Zack, I think it is higher than that, probably between 52-54 range, but I wouldn't try to get the bare minimum score...I scored a 48 last spring, should have done better, but things happen. I know last fall I scored at least 85-90% on my test, maybe higher. I had no doubt that I passed. It just takes time and effort, don't sell yourself short, put the time in, take the sample tests over and over until you get it down...


----------



## Zack J. (Feb 19, 2013)

I've taken the test the past two times. I've got 67 and 66%. The first test I got 46 right and the second I got 47 right. Essentially it is based on the number of problems they throw out. If you get 50+ right on the test you should receive a passing score.


----------



## Mike in Gastonia (Feb 20, 2013)

Zack J. said:


> I've taken the test the past two times. I've got 67 and 66%. The first test I got 46 right and the second I got 47 right. Essentially it is based on the number of problems they throw out. If you get 50+ right on the test you should receive a passing score.




I'm curious what you mean by "number of problems they throw out". Has ncees ever said that they "throw out" problems? I understand they review them and if more than one answer applies they give credit on a question for multiple answers, but I don't see how that affects the passing score.


----------



## RIP - VTEnviro (Feb 20, 2013)

We all know the cut score is determined by getting the intern hammered, blindfolding him, and having him throw a dart at a bunch of numbers on the wall. There's science to back that up.


----------



## Judowolf PE (Feb 20, 2013)

Zach, I guess I don't understand how you figure you got 66% and 67% right when you scored a 46 and a 47 on the test? Either way your just not quite over the hump...what is your study routine, how are you working toward passing this test?


----------



## Judowolf PE (Feb 20, 2013)

VT I thought it was [email protected] bingo...map out a cut score grid on a horse pin and the first grid space it dumps on is the cut score...


----------



## roadwreck (Feb 20, 2013)

VTEnviro said:


> We all know the cut score is determined by getting the intern hammered, blindfolding him, and having *him* throw a dart at a bunch of numbers on the wall. There's science to back that up.


Why does the intern have to be a him? I think that's discriminatory!


----------



## Judowolf PE (Feb 20, 2013)

I have to agree RW, if I'm gonna take the time to get an intern smashed


----------



## Zack J. (Feb 21, 2013)

Judowolf PE said:


> Zach, I guess I don't understand how you figure you got 66% and 67% right when you scored a 46 and a 47 on the test? Either way your just not quite over the hump...what is your study routine, how are you working toward passing this test?

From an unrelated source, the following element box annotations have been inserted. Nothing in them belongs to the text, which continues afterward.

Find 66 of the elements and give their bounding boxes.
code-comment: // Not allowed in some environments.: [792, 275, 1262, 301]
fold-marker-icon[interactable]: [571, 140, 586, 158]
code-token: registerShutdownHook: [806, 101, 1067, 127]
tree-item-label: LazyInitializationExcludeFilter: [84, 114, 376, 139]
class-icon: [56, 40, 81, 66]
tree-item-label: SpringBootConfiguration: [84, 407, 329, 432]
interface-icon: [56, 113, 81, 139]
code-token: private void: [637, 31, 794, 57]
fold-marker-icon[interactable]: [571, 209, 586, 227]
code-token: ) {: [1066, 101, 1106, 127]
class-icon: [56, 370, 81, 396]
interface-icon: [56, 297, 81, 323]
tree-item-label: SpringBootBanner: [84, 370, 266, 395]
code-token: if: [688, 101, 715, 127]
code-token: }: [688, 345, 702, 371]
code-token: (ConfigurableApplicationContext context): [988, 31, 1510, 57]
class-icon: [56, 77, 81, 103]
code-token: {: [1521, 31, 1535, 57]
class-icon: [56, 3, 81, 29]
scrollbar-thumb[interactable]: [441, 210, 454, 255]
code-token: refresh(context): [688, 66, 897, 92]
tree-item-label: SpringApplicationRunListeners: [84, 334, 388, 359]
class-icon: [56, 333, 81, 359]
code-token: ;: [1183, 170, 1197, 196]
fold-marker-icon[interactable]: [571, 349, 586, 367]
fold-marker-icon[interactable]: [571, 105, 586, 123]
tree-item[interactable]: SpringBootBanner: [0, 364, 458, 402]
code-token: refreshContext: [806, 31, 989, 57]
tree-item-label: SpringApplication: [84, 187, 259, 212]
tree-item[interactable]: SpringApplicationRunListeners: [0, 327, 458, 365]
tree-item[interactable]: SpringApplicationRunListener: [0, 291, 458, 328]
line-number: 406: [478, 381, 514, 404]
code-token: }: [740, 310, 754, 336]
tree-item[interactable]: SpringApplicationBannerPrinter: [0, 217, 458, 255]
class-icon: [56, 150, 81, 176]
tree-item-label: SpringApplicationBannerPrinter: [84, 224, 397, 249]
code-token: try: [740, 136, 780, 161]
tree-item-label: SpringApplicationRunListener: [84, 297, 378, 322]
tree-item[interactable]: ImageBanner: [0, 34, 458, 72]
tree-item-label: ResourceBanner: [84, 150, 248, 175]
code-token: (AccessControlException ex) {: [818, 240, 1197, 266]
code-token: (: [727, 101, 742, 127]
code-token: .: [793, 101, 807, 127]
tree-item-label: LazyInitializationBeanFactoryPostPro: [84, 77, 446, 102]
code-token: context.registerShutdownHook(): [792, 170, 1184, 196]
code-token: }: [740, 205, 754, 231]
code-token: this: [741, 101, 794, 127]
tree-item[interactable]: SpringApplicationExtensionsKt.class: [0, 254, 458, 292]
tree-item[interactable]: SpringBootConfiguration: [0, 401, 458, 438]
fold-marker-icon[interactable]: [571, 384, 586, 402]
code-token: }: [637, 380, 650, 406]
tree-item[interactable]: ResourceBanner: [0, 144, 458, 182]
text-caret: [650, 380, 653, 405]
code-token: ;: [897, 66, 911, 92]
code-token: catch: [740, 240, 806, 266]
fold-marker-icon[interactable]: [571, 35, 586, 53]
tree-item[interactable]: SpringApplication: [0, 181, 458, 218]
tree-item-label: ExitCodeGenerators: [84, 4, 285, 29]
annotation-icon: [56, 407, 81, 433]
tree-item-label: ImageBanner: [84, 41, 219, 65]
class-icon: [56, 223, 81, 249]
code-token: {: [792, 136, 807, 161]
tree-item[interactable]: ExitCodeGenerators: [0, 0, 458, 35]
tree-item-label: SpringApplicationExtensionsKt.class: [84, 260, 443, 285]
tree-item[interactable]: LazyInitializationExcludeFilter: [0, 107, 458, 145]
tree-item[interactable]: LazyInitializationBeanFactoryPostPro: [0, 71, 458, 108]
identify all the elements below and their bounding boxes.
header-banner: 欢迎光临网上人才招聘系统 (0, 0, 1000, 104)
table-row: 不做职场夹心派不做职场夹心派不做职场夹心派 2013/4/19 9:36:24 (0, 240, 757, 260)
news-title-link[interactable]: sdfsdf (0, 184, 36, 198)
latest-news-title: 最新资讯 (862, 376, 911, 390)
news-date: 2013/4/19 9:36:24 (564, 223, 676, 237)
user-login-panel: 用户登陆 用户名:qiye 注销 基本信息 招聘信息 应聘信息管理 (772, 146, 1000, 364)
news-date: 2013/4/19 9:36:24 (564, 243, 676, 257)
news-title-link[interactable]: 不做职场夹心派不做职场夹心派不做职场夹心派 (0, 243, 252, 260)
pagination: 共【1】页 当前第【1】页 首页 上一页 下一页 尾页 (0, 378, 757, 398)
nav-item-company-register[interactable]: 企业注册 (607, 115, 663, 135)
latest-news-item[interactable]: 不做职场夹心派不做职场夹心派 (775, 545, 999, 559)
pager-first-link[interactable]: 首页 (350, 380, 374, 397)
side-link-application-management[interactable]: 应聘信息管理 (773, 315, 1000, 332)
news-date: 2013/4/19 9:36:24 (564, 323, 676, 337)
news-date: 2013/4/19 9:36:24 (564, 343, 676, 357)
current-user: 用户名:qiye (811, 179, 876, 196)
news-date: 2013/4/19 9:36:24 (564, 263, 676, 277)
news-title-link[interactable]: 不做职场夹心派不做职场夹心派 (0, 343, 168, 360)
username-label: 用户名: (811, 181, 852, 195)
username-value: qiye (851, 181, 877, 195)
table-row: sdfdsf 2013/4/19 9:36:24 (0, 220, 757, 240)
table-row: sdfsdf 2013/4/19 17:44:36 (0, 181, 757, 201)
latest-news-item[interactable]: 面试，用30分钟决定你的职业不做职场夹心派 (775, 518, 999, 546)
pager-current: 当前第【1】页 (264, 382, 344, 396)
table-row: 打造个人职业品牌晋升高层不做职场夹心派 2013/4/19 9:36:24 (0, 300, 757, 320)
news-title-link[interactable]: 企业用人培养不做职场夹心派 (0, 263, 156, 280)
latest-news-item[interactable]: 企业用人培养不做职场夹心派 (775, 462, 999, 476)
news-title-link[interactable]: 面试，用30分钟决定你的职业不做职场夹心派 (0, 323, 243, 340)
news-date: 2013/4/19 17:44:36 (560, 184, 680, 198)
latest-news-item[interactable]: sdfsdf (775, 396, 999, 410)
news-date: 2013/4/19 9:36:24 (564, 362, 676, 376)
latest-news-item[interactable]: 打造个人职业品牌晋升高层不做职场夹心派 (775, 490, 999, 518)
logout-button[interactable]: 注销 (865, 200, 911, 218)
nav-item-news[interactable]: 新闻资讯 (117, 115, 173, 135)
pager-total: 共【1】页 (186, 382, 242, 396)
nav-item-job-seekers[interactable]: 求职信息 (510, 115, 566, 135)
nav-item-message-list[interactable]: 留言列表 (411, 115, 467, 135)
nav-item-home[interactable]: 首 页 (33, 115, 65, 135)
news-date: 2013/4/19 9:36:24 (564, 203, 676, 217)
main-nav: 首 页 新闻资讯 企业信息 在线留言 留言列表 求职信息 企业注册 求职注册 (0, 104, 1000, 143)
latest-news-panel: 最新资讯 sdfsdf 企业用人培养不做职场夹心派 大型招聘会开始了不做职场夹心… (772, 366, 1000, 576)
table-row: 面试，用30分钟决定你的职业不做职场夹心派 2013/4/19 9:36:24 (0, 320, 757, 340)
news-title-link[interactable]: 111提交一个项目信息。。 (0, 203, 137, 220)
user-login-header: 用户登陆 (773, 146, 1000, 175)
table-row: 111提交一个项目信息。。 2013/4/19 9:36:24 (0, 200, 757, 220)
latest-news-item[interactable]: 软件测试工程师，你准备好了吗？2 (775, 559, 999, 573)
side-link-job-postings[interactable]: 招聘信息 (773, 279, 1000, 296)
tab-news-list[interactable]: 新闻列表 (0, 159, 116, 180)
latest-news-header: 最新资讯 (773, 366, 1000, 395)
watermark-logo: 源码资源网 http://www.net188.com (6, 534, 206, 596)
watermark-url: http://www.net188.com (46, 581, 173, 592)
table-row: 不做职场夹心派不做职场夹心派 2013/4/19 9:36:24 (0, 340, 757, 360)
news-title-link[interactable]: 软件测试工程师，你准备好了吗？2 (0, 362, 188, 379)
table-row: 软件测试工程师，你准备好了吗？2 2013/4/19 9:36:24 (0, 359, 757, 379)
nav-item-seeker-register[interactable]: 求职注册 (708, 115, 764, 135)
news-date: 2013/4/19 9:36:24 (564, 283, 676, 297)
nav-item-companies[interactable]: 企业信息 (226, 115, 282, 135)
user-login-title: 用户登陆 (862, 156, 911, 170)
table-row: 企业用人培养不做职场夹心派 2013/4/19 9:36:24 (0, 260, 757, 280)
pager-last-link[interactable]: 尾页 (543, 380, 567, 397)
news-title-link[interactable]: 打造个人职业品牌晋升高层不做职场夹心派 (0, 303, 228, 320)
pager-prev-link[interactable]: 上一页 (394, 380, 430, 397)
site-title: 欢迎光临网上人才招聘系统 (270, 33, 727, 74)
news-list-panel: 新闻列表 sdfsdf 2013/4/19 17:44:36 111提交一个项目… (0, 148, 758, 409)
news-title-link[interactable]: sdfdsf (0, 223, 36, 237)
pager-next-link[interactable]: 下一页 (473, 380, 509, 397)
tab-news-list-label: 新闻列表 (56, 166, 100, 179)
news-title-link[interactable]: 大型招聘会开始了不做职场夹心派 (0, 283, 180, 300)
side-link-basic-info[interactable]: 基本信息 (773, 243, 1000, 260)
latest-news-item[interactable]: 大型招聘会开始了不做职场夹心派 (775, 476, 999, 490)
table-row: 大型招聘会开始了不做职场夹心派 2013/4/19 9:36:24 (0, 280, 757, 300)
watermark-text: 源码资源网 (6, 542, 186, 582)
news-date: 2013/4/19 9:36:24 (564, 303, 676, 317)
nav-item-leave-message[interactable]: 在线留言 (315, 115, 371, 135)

I got the percentages from when I looked at my status on whether I passed or failed on my state board. It's really not a percentage it's a score but I handled it as a percentage cause that's what grades are. I figured that if I got 47 right and got a 66 then multiplying 47*.66 would give me the total number of problems and then I could figure out what it took to get a 70 (which I'm assuming is passing). Since this number is not 80, I assume that they throw out or don't count certain problems. This is how I came up with my numbers that its about 50 problems right on the test to pass.

My study routine right now has been to review the previous sections of my School of PE binders and making notes about what I don't understand and want clarity about. I've been reading the Wildi book as well as Power System Analysis by Grainer and Stevenson. I also have been trying to take a CI practices test or Spin up test every weekend to work on problems. I've been trying to remove my stupid mistakes cause I know that on the last test they probably cost me passing the test.


----------